A report by the Ghana Extractive Industries Transparency Initiative, GHEITI on the mining sector shows that mining companies in the country refused to pay dividend to government in 2016.
According to the Minerals and Mining Laws, every mining lease holder in the country is expected to pay 10 percent of its profit to government which must be collected by the Finance Ministry.
The GHEITI report however revealed that compared to 2015, gold production recorded a 17 percent increase in 2016, while production of bauxite and manganese recorded a 26 and 30 percent increase respectively.
However production of diamond reduced by 0.28 percent.

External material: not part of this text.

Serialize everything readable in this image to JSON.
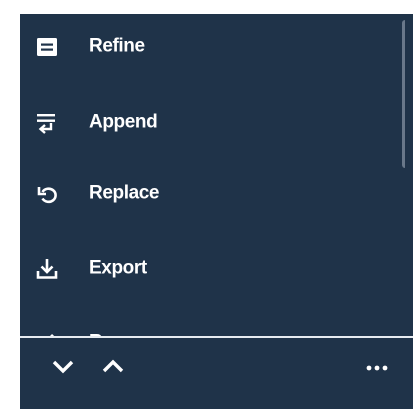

The value of Gold exported in 2016, also increased from the 3,212 dollars recorded in 2015 to 4,919 million dollars in 2016.
Despite the increase in production and exports of the traditional minerals, none of the mining companies paid dividends to government as stipulated by the Minerals and Mining law.
“The poor payment of dividends to government has been a trend as only 4 out of 22 companies contributed 10 percent of its profit to government in 10 years, from 2005 to 2014. Again in 2015, only two companies, Goldfields and Ghana Manganese Company paid. Last year, government received 13.5 million from only Chirano gold”.
However, companies contribution to GDP in the form of corporate taxes inched by 15 percent, to 409 million cedis after reducing from the 16 percent in 2014.
Meanwhile, the Minerals Commission is seeking the abolishing of taxes on exploration as way to attract more investors to the mining industry.
The Chief Executive Kwasi Addae Antwi Boisiako says the amount investors are asked to pay before prospecting for minerals makes the industry attractive to investors.